With so much interest, it might be surprising how tentatively tech-driven efforts have entered the $3.5 trillion health care industry. After three years, IBM’s AI-driven Watson for Oncology not only had not delivered new insights on cancer treatments, but also in some instances even recommended unsafe and incorrect treatments. In fairness to Dr. Watson, it was working with the same scant medical records that limit human physicians. Artificial intelligence predictive capacity comes not from superior processing power itself, but from using that processing power to discover signals in vast quantities of data.
Insights often arise in unexpected places. Some years ago, Target attracted attention for identifying a teenager’s pregnancy before the girl had informed her father. Turns out you can learn a lot from a person’s shopping history.

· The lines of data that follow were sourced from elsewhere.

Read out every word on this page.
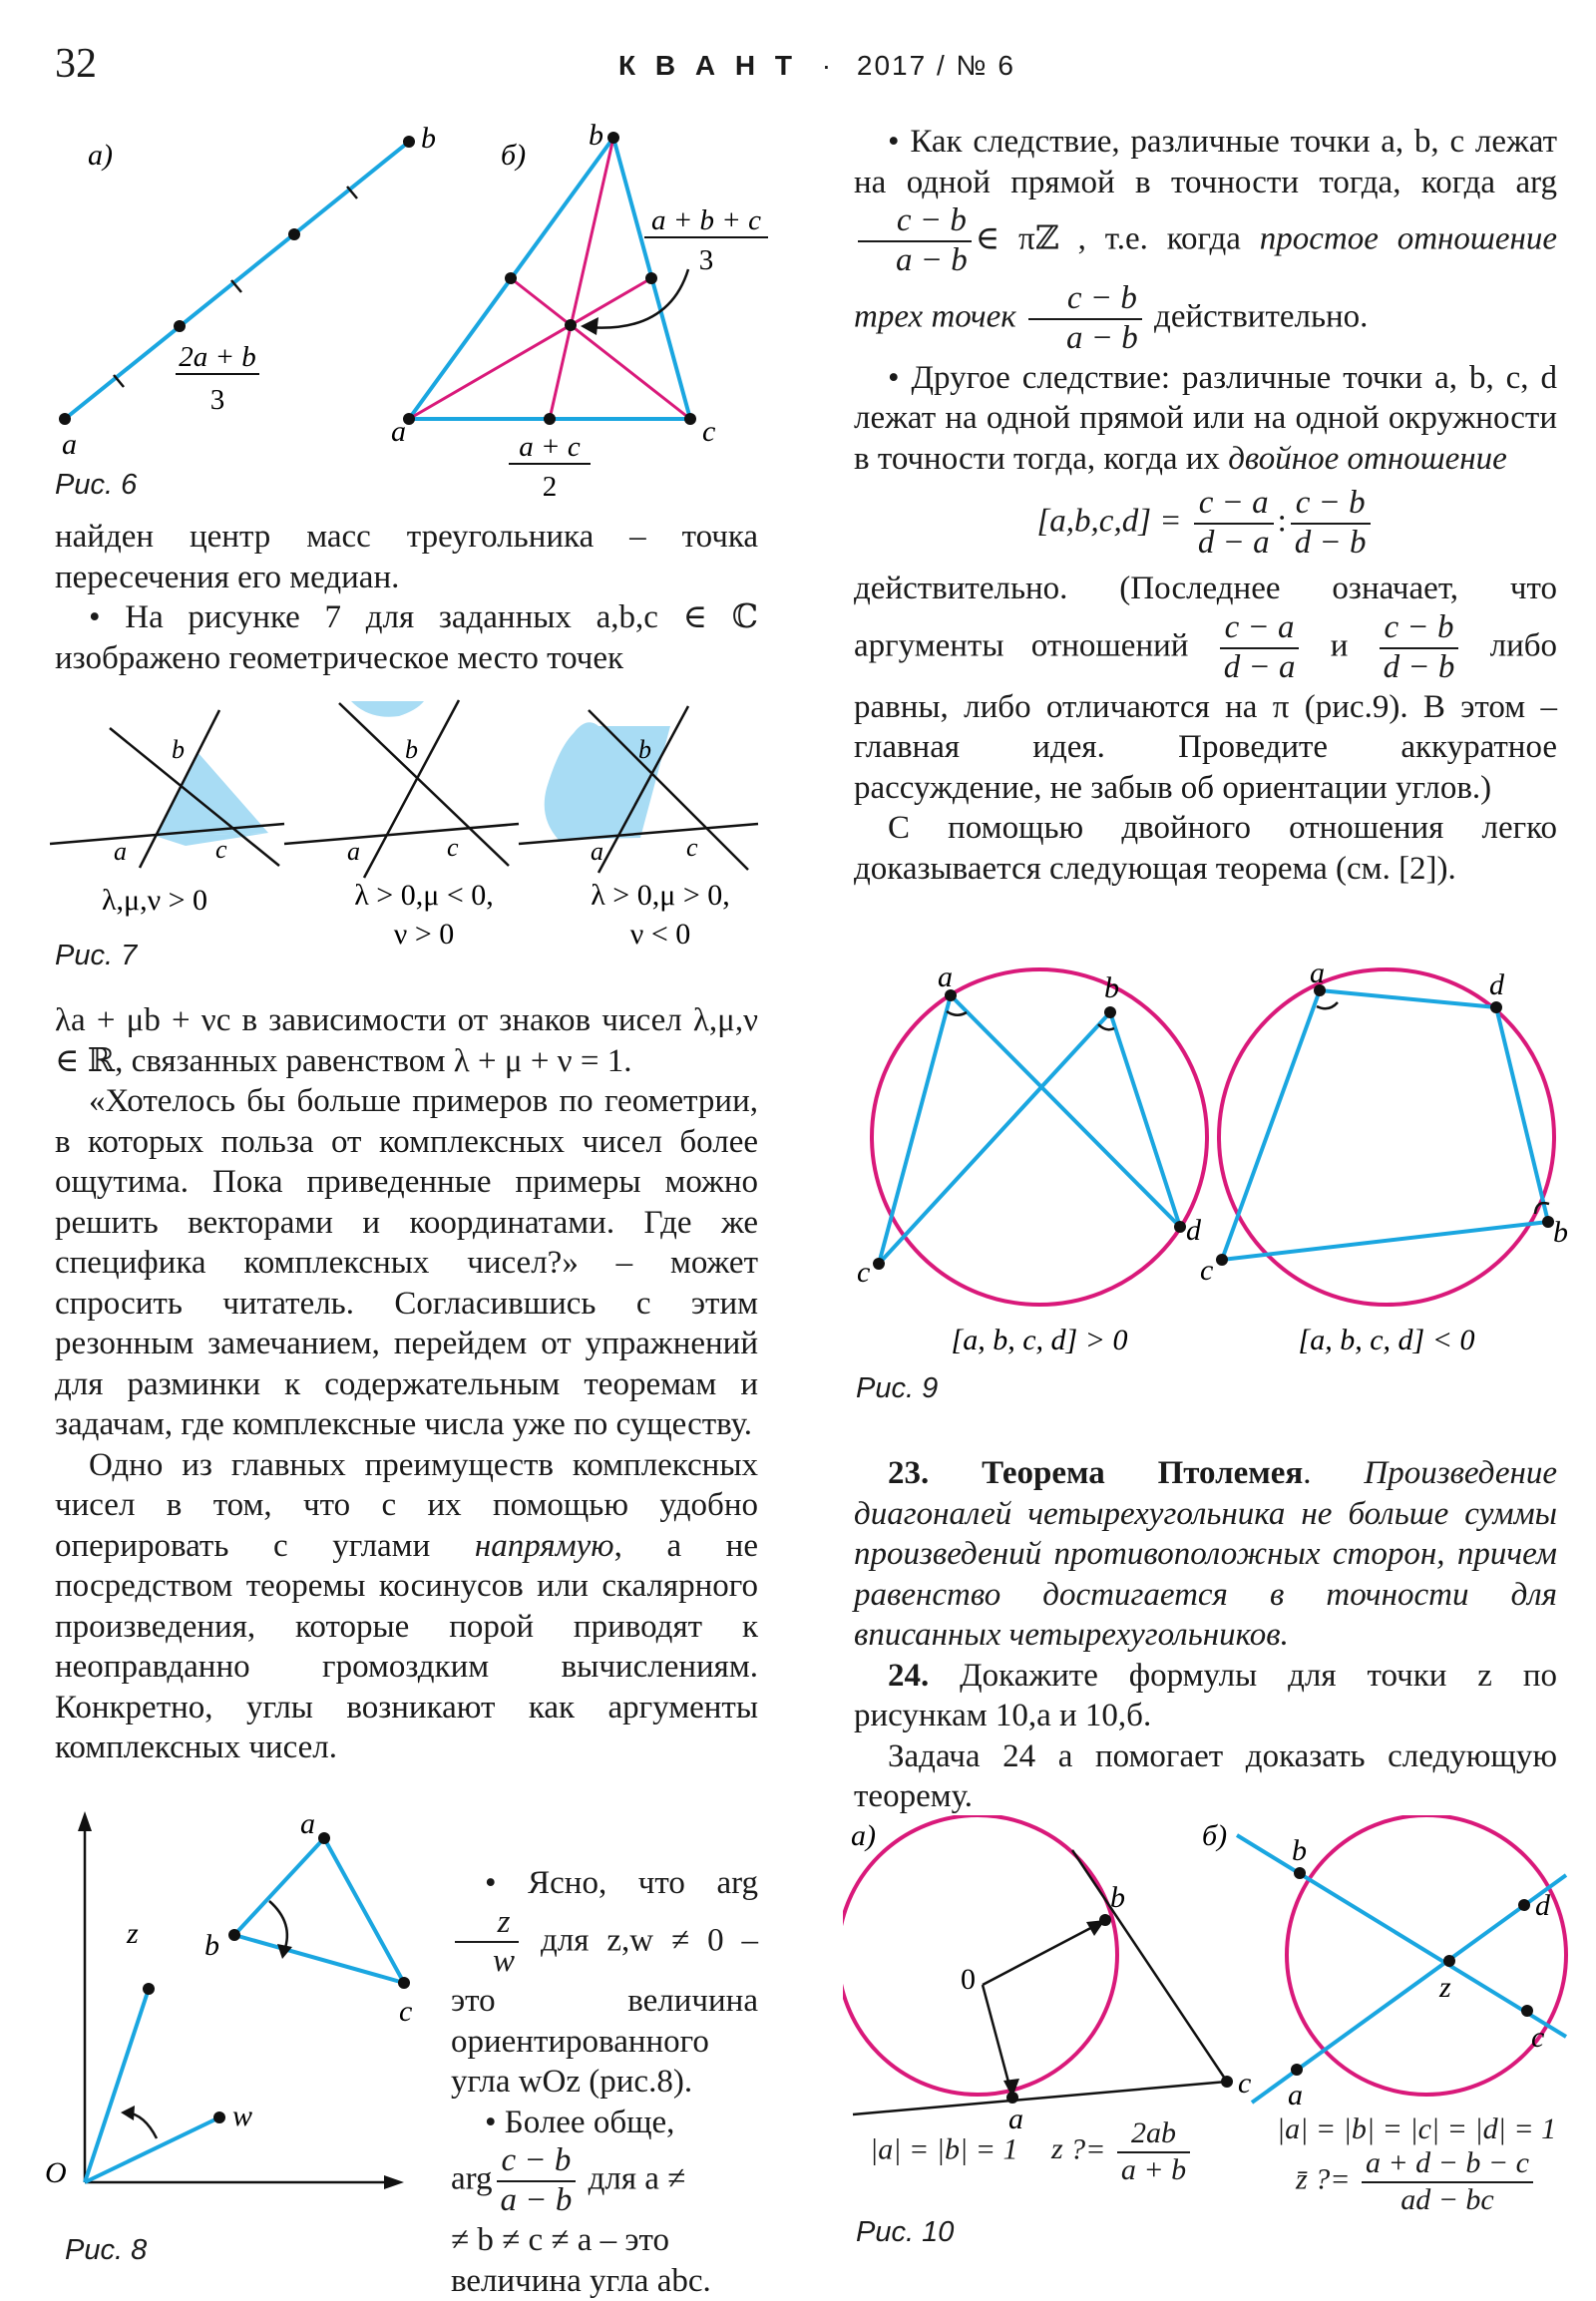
32	К В А Н Т · 2017 / № 6
а)
a
b
2a + b
3
б)
a
b
c
a + b + c
3
a + c
2
Рис. 6

найден центр масс треугольника – точка пересечения его медиан.

• На рисунке 7 для заданных a,b,c ∈ ℂ изображено геометрическое место точек

a
b
c	a
b
c	a
b
c
λ,μ,ν > 0	λ > 0,μ < 0,
ν > 0
λ > 0,μ > 0,
ν < 0
Рис. 7

λa + μb + νc в зависимости от знаков чисел λ,μ,ν ∈ ℝ, связанных равенством λ + μ + ν = 1.

«Хотелось бы больше примеров по геометрии, в которых польза от комплексных чисел более ощутима. Пока приведенные примеры можно решить векторами и координатами. Где же специфика комплексных чисел?» – может спросить читатель. Согласившись с этим резонным замечанием, перейдем от упражнений для разминки к содержательным теоремам и задачам, где комплексные числа уже по существу.

Одно из главных преимуществ комплексных чисел в том, что с их помощью удобно оперировать с углами напрямую, а не посредством теоремы косинусов или скалярного произведения, которые порой приводят к неоправданно громоздким вычислениям. Конкретно, углы возникают как аргументы комплексных чисел.

O
z
w
a
b
c
Рис. 8

• Ясно, что arg
$\frac{z}{w}$ для z,w ≠ 0 – это величина ориентированного угла wOz (рис.8).

• Более обще,

arg $\frac{c - b}{a - b}$ для a ≠

≠ b ≠ c ≠ a – это

величина угла abc.

• Как следствие, различные точки a, b, c лежат на одной прямой в точности тогда, когда arg
$\frac{c - b}{a - b}$ ∈ πℤ , т.е. когда простое отношение трех точек $\frac{c - b}{a - b}$ действительно.

• Другое следствие: различные точки a, b, c, d лежат на одной прямой или на одной окружности в точности тогда, когда их двойное отношение

$[a,b,c,d] = \frac{c - a}{d - a}$ : $\frac{c - b}{d - b}$

действительно. (Последнее означает, что аргументы отношений $\frac{c - a}{d - a}$ и $\frac{c - b}{d - b}$ либо равны, либо отличаются на π (рис.9). В этом – главная идея. Проведите аккуратное рассуждение, не забыв об ориентации углов.)

С помощью двойного отношения легко доказывается следующая теорема (см. [2]).

a	b
c
d
[a, b, c, d] > 0
a	d
b
c
[a, b, c, d] < 0
Рис. 9

23. Теорема Птолемея. Произведение диагоналей четырехугольника не больше суммы произведений противоположных сторон, причем равенство достигается в точности для вписанных четырехугольников.

24. Докажите формулы для точки z по рисункам 10,а и 10,б.

Задача 24 а помогает доказать следующую теорему.

а)
0
b
a
c
б) b
c
d
a
z
|a| = |b| = 1 z ?= $\frac{2ab}{a + b}$	|a| = |b| = |c| = |d| = 1
z̄ ?= $\frac{a + d - b - c}{ad - bc}$
Рис. 10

A customer doesn’t need to do anything as obvious as buying diapers or maternity clothes; the store can make diagnoses based on subtle changes in shopping habits. Things like unscented lotions, vitamins and flu medicine all serve as leading indicators of an expectant mother. And a person’s shopping history is just one of millions of data points collected by ad platforms.

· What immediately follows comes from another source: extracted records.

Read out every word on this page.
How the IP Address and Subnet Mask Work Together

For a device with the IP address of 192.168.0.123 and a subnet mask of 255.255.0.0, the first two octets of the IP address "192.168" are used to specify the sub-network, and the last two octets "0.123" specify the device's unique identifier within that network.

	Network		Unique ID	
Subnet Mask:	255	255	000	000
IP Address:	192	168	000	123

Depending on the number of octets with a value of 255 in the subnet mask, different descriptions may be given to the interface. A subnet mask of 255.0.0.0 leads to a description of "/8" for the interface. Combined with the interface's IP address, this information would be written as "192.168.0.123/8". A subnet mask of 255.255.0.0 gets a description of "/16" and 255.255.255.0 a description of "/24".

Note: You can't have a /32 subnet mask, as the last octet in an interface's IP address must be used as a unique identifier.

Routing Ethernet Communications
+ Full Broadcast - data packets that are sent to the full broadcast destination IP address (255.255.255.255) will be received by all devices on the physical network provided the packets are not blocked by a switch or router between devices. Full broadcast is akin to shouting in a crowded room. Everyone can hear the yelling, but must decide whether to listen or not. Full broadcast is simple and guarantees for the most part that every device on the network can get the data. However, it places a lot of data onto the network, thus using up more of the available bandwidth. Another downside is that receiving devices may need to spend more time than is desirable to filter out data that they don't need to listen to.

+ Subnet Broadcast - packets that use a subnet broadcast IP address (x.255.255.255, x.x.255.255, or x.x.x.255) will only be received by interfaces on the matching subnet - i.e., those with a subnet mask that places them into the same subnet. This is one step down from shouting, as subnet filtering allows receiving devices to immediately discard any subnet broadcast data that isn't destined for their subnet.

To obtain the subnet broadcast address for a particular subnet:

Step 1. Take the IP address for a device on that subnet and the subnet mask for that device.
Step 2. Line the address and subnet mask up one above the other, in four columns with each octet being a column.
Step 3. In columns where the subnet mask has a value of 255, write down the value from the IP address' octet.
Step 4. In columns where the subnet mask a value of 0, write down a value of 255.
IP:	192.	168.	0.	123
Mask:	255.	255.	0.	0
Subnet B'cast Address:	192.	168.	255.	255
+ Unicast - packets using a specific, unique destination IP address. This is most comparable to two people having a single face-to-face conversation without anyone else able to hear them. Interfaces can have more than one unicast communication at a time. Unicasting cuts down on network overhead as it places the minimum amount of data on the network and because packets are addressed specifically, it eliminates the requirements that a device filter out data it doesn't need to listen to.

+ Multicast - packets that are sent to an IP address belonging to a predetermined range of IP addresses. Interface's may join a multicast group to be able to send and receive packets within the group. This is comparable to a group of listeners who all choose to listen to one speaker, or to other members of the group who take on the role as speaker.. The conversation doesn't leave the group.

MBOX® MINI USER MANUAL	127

Ad networks like Google and Facebook track users all over the internet with cookies and device identifiers. They also work with data brokers like Oracle’s Datalogix, Acxiom and Experian, which aggregate personal data from public and private sources and sell access to their partners. These online databases assemble information collected from store loyalty cards, public voting records, and salary and pay stubs to form a comprehensive profile of every individual.

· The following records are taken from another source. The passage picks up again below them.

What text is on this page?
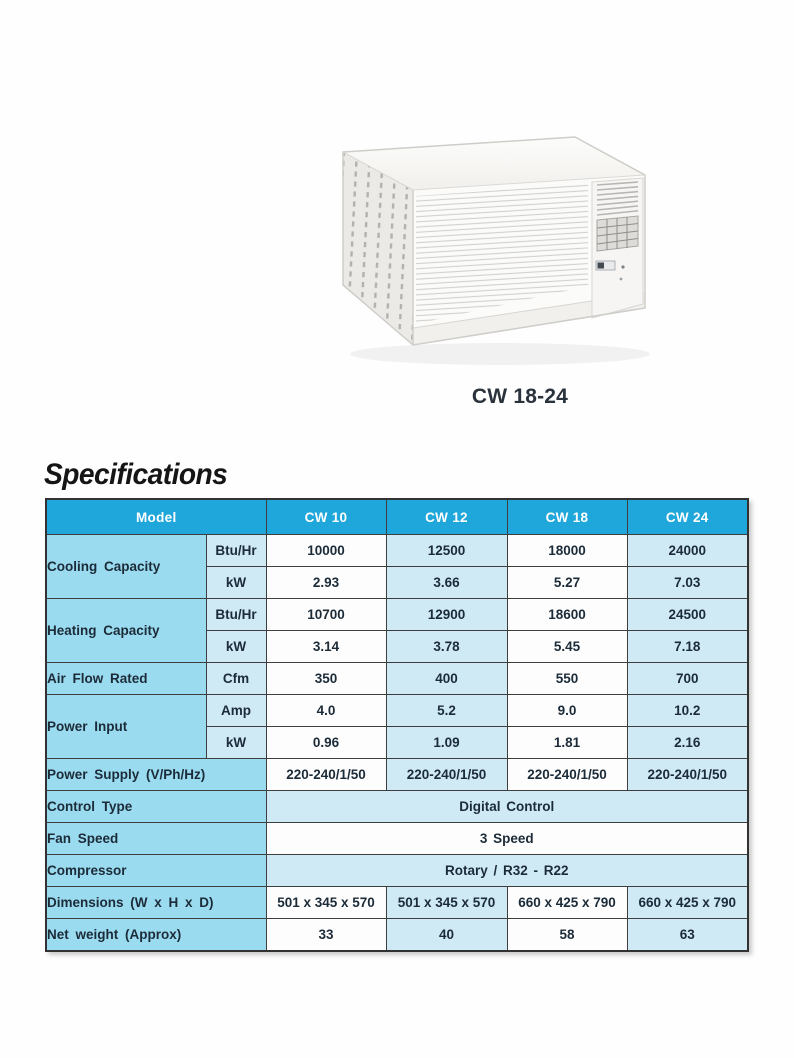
CW 18-24
Specifications
Model		CW 10	CW 12	CW 18	CW 24
Cooling Capacity	Btu/Hr	10000	12500	18000	24000
	kW	2.93	3.66	5.27	7.03
Heating Capacity	Btu/Hr	10700	12900	18600	24500
	kW	3.14	3.78	5.45	7.18
Air Flow Rated	Cfm	350	400	550	700
Power Input	Amp	4.0	5.2	9.0	10.2
	kW	0.96	1.09	1.81	2.16
Power Supply (V/Ph/Hz)		220-240/1/50	220-240/1/50	220-240/1/50	220-240/1/50
Control Type		Digital Control			
Fan Speed		3 Speed			
Compressor		Rotary / R32 - R22			
Dimensions (W x H x D)		501 x 345 x 570	501 x 345 x 570	660 x 425 x 790	660 x 425 x 790
Net weight (Approx)		33	40	58	63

As a result, tech companies know things that we would never admit to a doctor. Amazon knows that I once treated a respiratory infection with fish amoxicillin (not that I’m recommending doing so); that I spray my yard with Roundup; and — thanks to the company’s acquisition of Whole Foods — that I consume a lot of red meat. Google has a history of every symptom I’ve ever typed into a search bar and everywhere I’ve ever been, and can successfully detect flu epidemics based on search queries. This data could help Google to give better diagnoses: If I enter a list of early symptoms of Ebola on the WebMD Symptom Checker, it tells me I might have the stomach flu, but Google would have tracked me on a jungle trek in the Democratic Republic of the Congo and could predict that I require something more than a bottle of Pepto-Bismol.
Tech companies that are accustomed to “moving fast and breaking things” tend not to do well in a heavily regulated industry like health care. Pharmaceutical advertising is a multibillion-dollar business, but digital ad networks have largely avoided it because of FDA concerns. Even a mobile app can be subject to regulatory oversight if the FDA considers it a medical device. It’s one reason that search engines play down their role in consumer health care.
IBM hastens to say that Watson is no substitute for oncologists, and Google is careful to point out that search results are not intended as medical advice. But the technology and the users have moved ahead. Dr. Google is increasingly taking on the role of primary care providers.